Die verminderte Blutzufuhr zu den Beinen kann zu verschiedenen Symptomen führen, darunter: Schmerzen beim Gehen (Claudicatio intermittens), Wadenkrämpfe, Kältegefühl und andere beinbezogene Beschwerden.
Die Anwendung von Spinal Cord Stimulation (SCS) sollte nicht die primäre Behandlungsoption für periphere arterielle Verschlusskrankheiten (pAVK) sein, sondern ordnet sich die SCS-Therapie an das Ende der therapeutischen Bemühung ein. Ungeachtet dessen ist die SCS-Therapie, frühzeitig angewandt, eine sehr verlässliche und vor allem meßbare Methode, die die Durchblutung und neuerliche Erwärmung der Extremität befördert. Studien weisen darauf hin, dass über dieses Verfahren Extremitäten lange Zeit erhalten werden und Patient:innen vor Amputationen bewahrt werden können.

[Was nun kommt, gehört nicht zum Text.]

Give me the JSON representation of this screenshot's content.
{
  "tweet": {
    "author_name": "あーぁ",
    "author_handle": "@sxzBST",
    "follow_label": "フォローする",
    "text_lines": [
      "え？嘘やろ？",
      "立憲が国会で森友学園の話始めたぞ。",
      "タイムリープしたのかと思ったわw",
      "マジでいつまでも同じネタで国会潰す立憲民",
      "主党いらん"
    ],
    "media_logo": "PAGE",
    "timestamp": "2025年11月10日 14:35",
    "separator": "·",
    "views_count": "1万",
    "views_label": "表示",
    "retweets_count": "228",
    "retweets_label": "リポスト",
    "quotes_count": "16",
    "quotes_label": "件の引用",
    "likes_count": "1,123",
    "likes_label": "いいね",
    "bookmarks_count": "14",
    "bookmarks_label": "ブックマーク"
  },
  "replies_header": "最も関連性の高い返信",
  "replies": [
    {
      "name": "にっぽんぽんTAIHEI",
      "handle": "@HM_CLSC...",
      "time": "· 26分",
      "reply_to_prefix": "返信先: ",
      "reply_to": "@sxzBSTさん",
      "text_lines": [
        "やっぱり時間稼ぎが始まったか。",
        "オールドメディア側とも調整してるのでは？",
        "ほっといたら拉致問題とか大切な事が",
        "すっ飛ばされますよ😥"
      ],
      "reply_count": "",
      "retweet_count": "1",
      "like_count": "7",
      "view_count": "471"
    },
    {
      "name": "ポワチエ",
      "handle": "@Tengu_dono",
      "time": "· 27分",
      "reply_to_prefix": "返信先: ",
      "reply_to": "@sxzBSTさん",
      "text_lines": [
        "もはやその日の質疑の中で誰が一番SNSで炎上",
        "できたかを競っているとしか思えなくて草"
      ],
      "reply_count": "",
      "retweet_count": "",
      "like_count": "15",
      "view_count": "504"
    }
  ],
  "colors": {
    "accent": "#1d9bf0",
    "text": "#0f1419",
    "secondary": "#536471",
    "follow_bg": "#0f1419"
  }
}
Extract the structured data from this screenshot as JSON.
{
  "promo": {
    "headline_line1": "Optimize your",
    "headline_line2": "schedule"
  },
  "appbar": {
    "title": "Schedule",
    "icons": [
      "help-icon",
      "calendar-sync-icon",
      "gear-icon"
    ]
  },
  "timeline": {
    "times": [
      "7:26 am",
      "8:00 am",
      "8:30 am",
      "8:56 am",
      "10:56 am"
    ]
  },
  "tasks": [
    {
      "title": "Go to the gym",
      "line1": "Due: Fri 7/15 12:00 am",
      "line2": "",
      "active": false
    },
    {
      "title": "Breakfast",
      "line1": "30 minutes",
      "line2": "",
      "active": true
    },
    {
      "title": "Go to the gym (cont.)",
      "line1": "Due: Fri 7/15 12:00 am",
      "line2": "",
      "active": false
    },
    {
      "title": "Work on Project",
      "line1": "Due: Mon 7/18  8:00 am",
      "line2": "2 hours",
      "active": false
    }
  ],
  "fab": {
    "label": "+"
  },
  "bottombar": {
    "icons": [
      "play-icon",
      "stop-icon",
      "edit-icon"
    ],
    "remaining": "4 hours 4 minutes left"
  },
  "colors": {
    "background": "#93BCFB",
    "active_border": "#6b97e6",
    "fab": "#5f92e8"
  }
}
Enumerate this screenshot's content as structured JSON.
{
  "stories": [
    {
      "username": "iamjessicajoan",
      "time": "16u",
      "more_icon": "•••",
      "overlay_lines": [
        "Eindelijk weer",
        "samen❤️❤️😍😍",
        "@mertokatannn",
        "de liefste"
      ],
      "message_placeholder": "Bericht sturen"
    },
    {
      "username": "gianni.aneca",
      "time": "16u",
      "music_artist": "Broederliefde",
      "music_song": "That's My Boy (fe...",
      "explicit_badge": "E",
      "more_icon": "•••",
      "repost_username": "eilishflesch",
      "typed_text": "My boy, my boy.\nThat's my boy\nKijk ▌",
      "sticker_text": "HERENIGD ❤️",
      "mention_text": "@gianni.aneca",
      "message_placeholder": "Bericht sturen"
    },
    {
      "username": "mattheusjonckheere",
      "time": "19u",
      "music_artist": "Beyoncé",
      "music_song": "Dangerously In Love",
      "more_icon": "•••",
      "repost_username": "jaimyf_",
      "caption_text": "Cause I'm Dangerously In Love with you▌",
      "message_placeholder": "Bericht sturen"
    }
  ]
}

Wenn Sie oder jemand, den Sie kennen, an Symptomen von pAVK leidet, ist es wichtig, eine:n darauf spezialisierte:n Ärzt:in (Angiolog:in, Gefäßchirurg:in) aufzusuchen. Der Arzt oder die Ärztin kann eine umfassende Untersuchung durchführen, die Diagnose bestätigen und geeignete Behandlungsoptionen besprechen. Selbstbehandlung oder die Annahme, dass SCS in jedem Fall die geeignete Option ist, wäre nicht angemessen und könnte die Gesundheit gefährden. Aufgrund der sehr engen Zusammenarbeit mit hiesigen Gefäßchirurg:inmen und Angiolog:innen ist die SCS-Therapie bei pAVK-Patient:innen eine sehr sichere und erfolgreiche Behandlungsmethode.
Darüber hinaus gibt es vielversprechende Ansätze, ebenso andere Durchblutungsstörungen wie das Morbus Raynaud-Syndrom positiv zu beeinflussen.